In a column I wrote for Industry Week I shared some deliberate actions you can take to create a learning organization.  These Industry Week Lean actions were based on research I conducted that worked to bridge the philosophies of the lean school which had thought-leaders at the time such as Jim Womack and Masaki Imai, and of learning organizations, with people such as Peter Senge and Daniel Kim.

Within lean, efforts on topics such as standardization and waste elimination are laden with a range of tools, but we suffer from a lack of the right behaviors. The learning organization appears flipped.

Here are some deliberate actions you can take to make being a learning organization a greater part of your operating system.

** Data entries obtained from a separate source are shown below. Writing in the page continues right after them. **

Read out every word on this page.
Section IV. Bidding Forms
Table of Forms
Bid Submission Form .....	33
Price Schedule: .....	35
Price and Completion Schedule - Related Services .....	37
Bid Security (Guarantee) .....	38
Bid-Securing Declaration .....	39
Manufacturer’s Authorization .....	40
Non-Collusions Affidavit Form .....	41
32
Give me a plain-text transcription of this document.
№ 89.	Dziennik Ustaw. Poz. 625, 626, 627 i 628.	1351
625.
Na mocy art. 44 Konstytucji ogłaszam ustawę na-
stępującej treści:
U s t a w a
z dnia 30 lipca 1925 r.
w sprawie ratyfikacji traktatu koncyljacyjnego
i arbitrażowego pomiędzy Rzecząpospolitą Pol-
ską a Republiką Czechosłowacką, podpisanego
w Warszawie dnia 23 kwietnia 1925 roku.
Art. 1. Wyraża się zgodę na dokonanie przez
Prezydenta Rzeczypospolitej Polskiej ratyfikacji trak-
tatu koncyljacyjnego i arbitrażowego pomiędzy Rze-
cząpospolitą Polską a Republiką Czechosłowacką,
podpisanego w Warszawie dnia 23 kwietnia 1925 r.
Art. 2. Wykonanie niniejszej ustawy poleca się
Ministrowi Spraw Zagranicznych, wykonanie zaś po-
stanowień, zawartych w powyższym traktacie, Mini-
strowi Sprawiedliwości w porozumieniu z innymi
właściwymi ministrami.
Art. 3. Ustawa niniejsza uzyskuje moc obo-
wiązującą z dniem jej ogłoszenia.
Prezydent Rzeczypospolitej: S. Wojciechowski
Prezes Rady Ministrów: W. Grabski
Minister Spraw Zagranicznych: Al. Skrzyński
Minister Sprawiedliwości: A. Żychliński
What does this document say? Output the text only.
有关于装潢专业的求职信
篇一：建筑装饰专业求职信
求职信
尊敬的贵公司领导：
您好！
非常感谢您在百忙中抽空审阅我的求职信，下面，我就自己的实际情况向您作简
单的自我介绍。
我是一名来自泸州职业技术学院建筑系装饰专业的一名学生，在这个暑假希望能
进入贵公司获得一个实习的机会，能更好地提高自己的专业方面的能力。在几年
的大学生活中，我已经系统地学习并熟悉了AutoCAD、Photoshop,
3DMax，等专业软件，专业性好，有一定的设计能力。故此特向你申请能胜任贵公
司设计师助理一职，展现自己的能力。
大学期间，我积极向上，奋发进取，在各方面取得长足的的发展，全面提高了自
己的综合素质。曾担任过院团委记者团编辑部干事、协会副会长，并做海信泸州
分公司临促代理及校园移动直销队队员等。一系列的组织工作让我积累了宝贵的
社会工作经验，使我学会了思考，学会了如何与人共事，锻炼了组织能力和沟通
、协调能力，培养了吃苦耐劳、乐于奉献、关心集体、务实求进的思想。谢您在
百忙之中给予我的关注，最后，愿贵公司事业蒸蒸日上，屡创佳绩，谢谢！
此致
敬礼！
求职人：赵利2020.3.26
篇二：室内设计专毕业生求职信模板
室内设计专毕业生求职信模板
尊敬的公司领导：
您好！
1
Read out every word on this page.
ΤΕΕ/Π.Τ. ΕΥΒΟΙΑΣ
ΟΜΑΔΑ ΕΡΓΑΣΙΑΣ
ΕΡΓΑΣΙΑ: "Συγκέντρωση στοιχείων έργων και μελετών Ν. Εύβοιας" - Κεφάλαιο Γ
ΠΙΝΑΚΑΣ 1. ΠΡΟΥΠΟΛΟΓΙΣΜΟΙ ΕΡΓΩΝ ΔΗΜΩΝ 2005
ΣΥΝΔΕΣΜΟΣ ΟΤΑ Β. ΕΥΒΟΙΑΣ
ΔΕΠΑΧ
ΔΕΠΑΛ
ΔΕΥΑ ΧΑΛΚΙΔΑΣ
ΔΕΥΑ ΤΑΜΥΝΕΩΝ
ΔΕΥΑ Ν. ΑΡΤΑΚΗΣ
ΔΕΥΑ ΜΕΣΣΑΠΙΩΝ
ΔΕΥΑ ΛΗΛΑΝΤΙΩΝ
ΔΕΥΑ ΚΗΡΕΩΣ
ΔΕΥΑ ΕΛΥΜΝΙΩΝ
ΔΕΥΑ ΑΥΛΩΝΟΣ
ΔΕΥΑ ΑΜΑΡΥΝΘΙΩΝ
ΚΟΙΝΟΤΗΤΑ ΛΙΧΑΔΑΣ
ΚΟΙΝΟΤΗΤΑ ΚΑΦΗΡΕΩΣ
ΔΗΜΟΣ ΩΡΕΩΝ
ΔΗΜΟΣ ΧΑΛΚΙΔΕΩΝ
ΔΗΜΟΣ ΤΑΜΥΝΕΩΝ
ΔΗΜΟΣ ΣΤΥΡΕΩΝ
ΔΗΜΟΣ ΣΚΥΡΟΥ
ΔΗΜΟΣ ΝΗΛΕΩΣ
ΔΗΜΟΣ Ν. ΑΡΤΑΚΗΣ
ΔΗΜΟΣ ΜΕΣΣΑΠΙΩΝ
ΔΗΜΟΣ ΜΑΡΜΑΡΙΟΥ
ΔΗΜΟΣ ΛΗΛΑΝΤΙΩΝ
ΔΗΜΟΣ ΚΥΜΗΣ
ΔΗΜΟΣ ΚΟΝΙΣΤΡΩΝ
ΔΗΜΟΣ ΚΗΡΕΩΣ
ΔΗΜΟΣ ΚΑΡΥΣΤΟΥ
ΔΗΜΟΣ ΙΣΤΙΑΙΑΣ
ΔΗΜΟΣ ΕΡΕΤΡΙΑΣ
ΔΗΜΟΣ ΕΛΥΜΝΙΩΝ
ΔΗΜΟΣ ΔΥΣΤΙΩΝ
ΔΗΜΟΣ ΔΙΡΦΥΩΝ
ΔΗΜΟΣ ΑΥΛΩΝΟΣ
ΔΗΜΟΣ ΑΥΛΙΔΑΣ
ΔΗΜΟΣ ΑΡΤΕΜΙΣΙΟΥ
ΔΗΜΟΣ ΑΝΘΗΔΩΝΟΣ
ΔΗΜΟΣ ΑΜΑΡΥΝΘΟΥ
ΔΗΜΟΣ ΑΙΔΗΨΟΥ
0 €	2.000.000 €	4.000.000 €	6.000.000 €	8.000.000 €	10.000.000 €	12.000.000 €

  1. Experimentation lets us know what really works. Everything is theory until it is properly tested. It do The goal with experimentation is two-fold. First, set up your tests in a deliberate way to learn. Establish your hypothesis, or what you expect to happen, and then study what actually happens and why. Second, make your tests as fast, cheap and risk-free as possible.
  2. Reflection is the broader and perhaps less-focused cousin of experimentation.  It is still based on reality, on what actually occurred, but not on testing a specific change.
  3. Learning objectives allow us to be as deliberate about learning as we are about performance. If we establish clear learning objectives, then we get all the same benefits as the performance objectives. We plan, manage and adjust the work along the way to ensure we meet those learning objectives.
  4. Captured and reused knowledge should be an important aspect of any company’s efforts to sustain and scale performance. Whether you are capturing knowledge of the relationship between two parameters in your product design or establishing the best counterarguments to sales objectives, the benefit of a larger organization is only achieved when the collective knowledge is leveraged.